2025: The Breitling Top Time B01 Fausto Coppi and Gino Bartali Special Editions
In April 2025, Breitling released two limited edition watches referencing the rivalry between Italian cyclists and Breitling brand ambassadors Fausto Coppi and Gino Bartali, whose competitions were most prominent during the 1940s and 1950s. The Top Time B01 Fausto Coppi (Ref. AB01768A1A1X1) features a white dial with turquoise sub-dials, and an orange lightning-shaped seconds hand that matches the colour of Coppi’s bicycle. The Top Time B01 Gino Bartali (Ref. AB01767A1C1X1) comes with a blue dial and yellow accents, drawing from the jersey worn by the two-time Tour de France winner.
Each model’s tachymeter scale bears the athlete’s nickname: “Il Campionissimo” (Champion of Champions) for Coppi and “L’Intramontabile” (The Timeless One) for Bartali. Their signatures appear at 6 o’clock. Both watches have 41 mm cases, are powered by the in-house Calibre B01 with an approximate 70-hour power reserve, and are limited to 750 units each.

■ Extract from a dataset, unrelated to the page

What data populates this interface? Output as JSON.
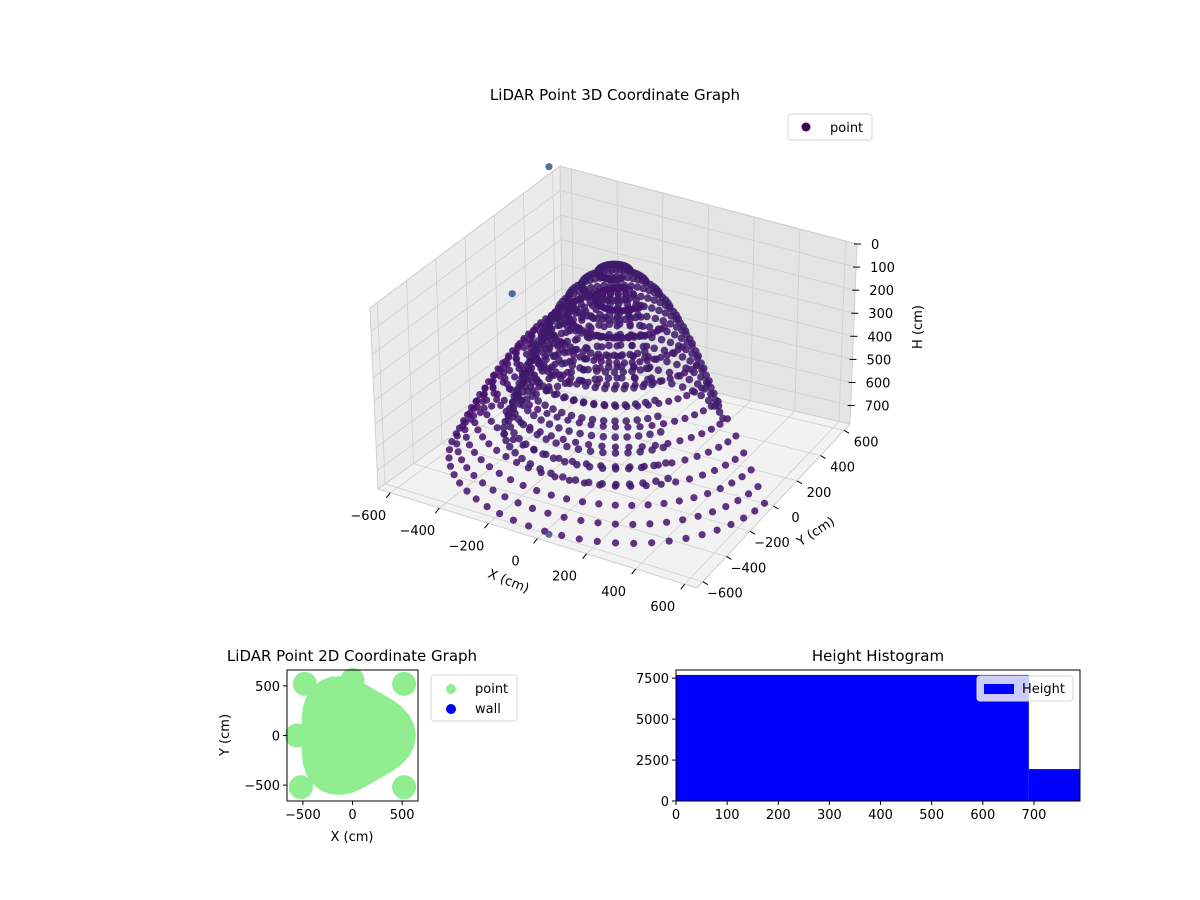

2025: A Top Time Special Edition for the 125th Anniversary of FC Bayern Munich Ref. AB01769A1G1X1
When Breitling announced last year that it would become the official timekeeper of FC Bayern Munich, the question arose as to how this partnership would be reflected in a watch. The answer comes in the form of the Breitling Top Time B01 125 Years FC Bayern Munich Limited Edition (Ref. AB01769A1G1X1), released to mark the club’s 125th anniversary. The watch incorporates a range of FC Bayern references, extending from the dial and movement to the strap.
The majority of the visual cues can be found on the silver dial, which features a combination of brushed and matte finishes arranged in a diamond pattern that echoes the club’s crest – itself derived from the blue-and-white lozenges of the Bavarian flag. Additional details include sub-dials at 9 and 3 o’clock for small seconds and chronograph minutes, both rendered in burgundy red, as is the outer tachymeter scale. The chronograph seconds hand is finished in the distinctive red tone associated with the club’s logo, while the area above 6 o’clock displays the FC Bayern Munich name and official anniversary emblem.
The stainless steel case measures 41 mm in diameter and 13.3 mm in height, with a water resistance of 10 bar (100 metres). Vintage-style pump pushers were used to underline the watch’s retro styling. The sapphire caseback reveals the in-house B01 calibre, which features the official 125th anniversary logo of the club. The COSC-certified movement offers a power reserve of approximately 70 hours and beats at 28,800 vibrations per hour.
The Breitling Top Time FC Bayern Munich special edition is limited to 125 pieces in reference to the anniversary year. It is available exclusively at Breitling boutiques in Munich, Berlin (Kurfürstendamm and Mitte), and Düsseldorf. Upon request, it may also be obtained from other Breitling boutiques in Germany and selected retail partners in Munich. The retail price is €7,250.